Par ailleurs, l’arrêt Schrems II a validé les clauses contractuelles types issues de la décision 2010/87/UE de la Commission, du 5 février 2010 , relative aux clauses contractuelles types pour le transfert de données à caractère personnel vers des sous-traitants établis dans des pays tiers en vertu de la directive 95/46 /CE du Parlement européen et du Conseil , telle que modifiée par la décision d’exécution (UE) 2016/2297 de la Commission du 16 décembre 2016, au regard des articles 7, 8 et 47 de la charte des droits.
Le 7 octobre 2022, Joe Biden, président des États-Unis, a signé un décret (Executive Order) relatif au « renforcement des garanties pour les activités de renseignement sur les transmissions des États-Unis ». Ce décret indique les mesures que les États-Unis prendront pour mettre en œuvre les engagements américains au titre du cadre de protection des données à caractère personnel entre l’Union européenne et les États-Unis (EU-U.S. Data Privacy Framework). En substance, l’Executive Order introduit de nouvelles garanties en limitant les possibilités d’accès des services de renseignement américains aux données provenant de l’Union européenne et en créant un nouvel organe pour accueillir les recours : la Data Protection Review Court.

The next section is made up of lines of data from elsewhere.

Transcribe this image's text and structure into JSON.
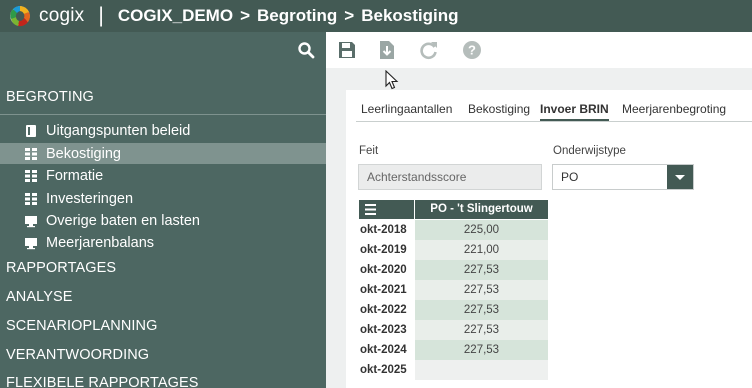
{
  "header": {
    "logo_text": "cogix",
    "separator": "|",
    "breadcrumbs": [
      "COGIX_DEMO",
      "Begroting",
      "Bekostiging"
    ],
    "crumb_separator": ">"
  },
  "sidebar": {
    "search_icon": "search-icon",
    "sections": {
      "begroting": "BEGROTING",
      "rapportages": "RAPPORTAGES",
      "analyse": "ANALYSE",
      "scenarioplanning": "SCENARIOPLANNING",
      "verantwoording": "VERANTWOORDING",
      "flexibele": "FLEXIBELE RAPPORTAGES"
    },
    "items": [
      {
        "label": "Uitgangspunten beleid",
        "icon": "book-icon"
      },
      {
        "label": "Bekostiging",
        "icon": "grid-icon",
        "active": true
      },
      {
        "label": "Formatie",
        "icon": "grid-icon"
      },
      {
        "label": "Investeringen",
        "icon": "grid-icon"
      },
      {
        "label": "Overige baten en lasten",
        "icon": "monitor-icon"
      },
      {
        "label": "Meerjarenbalans",
        "icon": "monitor-icon"
      }
    ]
  },
  "toolbar": {
    "icons": [
      "save-icon",
      "download-icon",
      "refresh-icon",
      "help-icon"
    ]
  },
  "tabs": [
    {
      "label": "Leerlingaantallen"
    },
    {
      "label": "Bekostiging"
    },
    {
      "label": "Invoer BRIN",
      "active": true
    },
    {
      "label": "Meerjarenbegroting"
    }
  ],
  "form": {
    "feit_label": "Feit",
    "feit_value": "Achterstandsscore",
    "onderwijstype_label": "Onderwijstype",
    "onderwijstype_value": "PO"
  },
  "grid": {
    "column_header": "PO - 't Slingertouw",
    "rows": [
      {
        "label": "okt-2018",
        "value": "225,00"
      },
      {
        "label": "okt-2019",
        "value": "221,00"
      },
      {
        "label": "okt-2020",
        "value": "227,53"
      },
      {
        "label": "okt-2021",
        "value": "227,53"
      },
      {
        "label": "okt-2022",
        "value": "227,53"
      },
      {
        "label": "okt-2023",
        "value": "227,53"
      },
      {
        "label": "okt-2024",
        "value": "227,53"
      },
      {
        "label": "okt-2025",
        "value": ""
      }
    ]
  },
  "colors": {
    "header_bg": "#435a54",
    "sidebar_bg": "#4d6762",
    "sidebar_active": "#7f938f",
    "grid_cell_a": "#d6e4da",
    "grid_cell_b": "#e9eeea"
  }
}
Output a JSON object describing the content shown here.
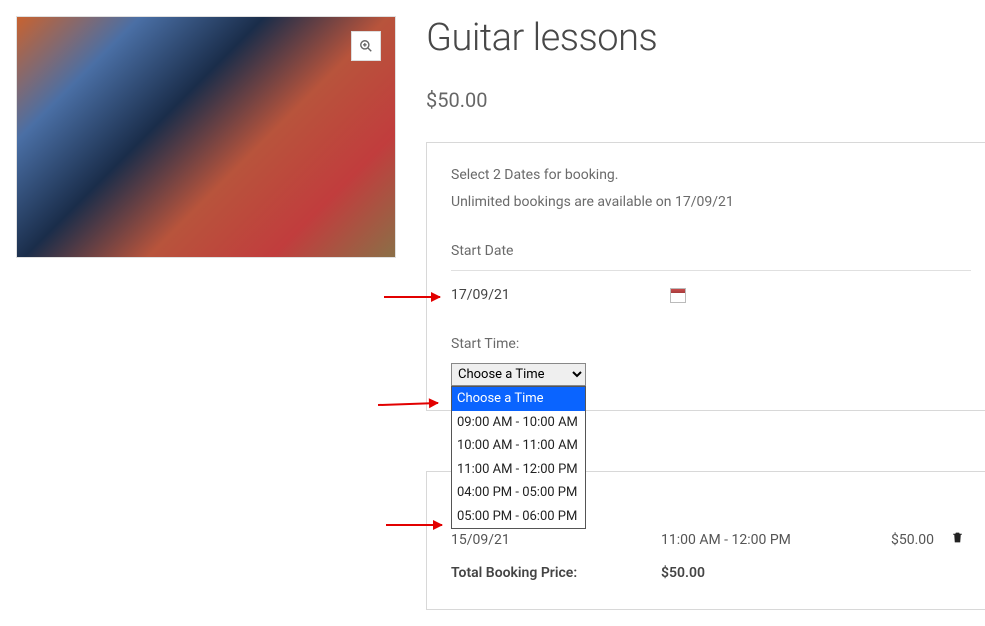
{
  "product": {
    "title": "Guitar lessons",
    "price": "$50.00"
  },
  "booking": {
    "instruction": "Select 2 Dates for booking.",
    "availability": "Unlimited bookings are available on 17/09/21",
    "start_date_label": "Start Date",
    "start_date_value": "17/09/21",
    "start_time_label": "Start Time:",
    "time_placeholder": "Choose a Time",
    "time_options": [
      "Choose a Time",
      "09:00 AM - 10:00 AM",
      "10:00 AM - 11:00 AM",
      "11:00 AM - 12:00 PM",
      "04:00 PM - 05:00 PM",
      "05:00 PM - 06:00 PM"
    ]
  },
  "summary": {
    "rows": [
      {
        "date": "15/09/21",
        "time": "11:00 AM - 12:00 PM",
        "price": "$50.00"
      }
    ],
    "total_label": "Total Booking Price:",
    "total_value": "$50.00"
  },
  "icons": {
    "zoom": "search-plus-icon",
    "calendar": "calendar-icon",
    "trash": "trash-icon"
  }
}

Le 10 juillet 2023, la Commission européenne a adopté une nouvelle décision d’adéquation concernant la circulation des données avec les États-Unis. L’ association Noyb dirigée par Max Schrems a annoncé son intention d’agir contre cette décision en affirmant que les modifications ne seraient que cosmétiques et seraient insuffisantes pour répondre aux critiques de la Cour de justice.
En réaction à l’insécurité juridique générée par ces annulations successives, les autres outils de transferts de données ont été privilégiés par de nombreux acteurs. Le CEPD a apporté des précisions sur plusieurs autres mécanismes de transfert de données. À ce titre, il a publié des recommandations sur les mesures qui complètent les instruments de transfert et des lignes directrices sur les codes de conduite et la certification comme outils de transfert. Les recommandations 01 /2020 doivent ainsi aider les exportateurs dans la tâche complexe d’évaluer les pays tiers et d’identifier les mesures supplémentaires appropriées, le cas échéant. Ces recommandations fournissent aux exportateurs de données une série d’étapes à suivre, des sources d’information potentielles et quelques exemples de mesures supplémentaires qui pourraient être mises en place. Les lignes directrices 04/2021 sur les codes de conduite ont comme objectif de préciser leur cadre d’ application comme garanties appropriées pour les transferts de données à caractère personnel vers des pays tiers conformément à l’article 46-2-e) du RGPD . Elles visent également à offrir une plus grande transparence, en garantissant que les propriétaires de codes qui ont l’intention de demander l’approbation d’un code de conduite destiné à être utilisé comme outil de transfert soient pleinement informés du processus et comprennent les exigences formelles et les seuils appropriés requis pour la mise en place de tels codes de conduite. Quant aux lignes directrices 07/2022 sur la certification, celles-ci visent à préciser les conditions d’application de la certification comme mécanisme pour transférer des données vers des pays tiers (V. n° 30).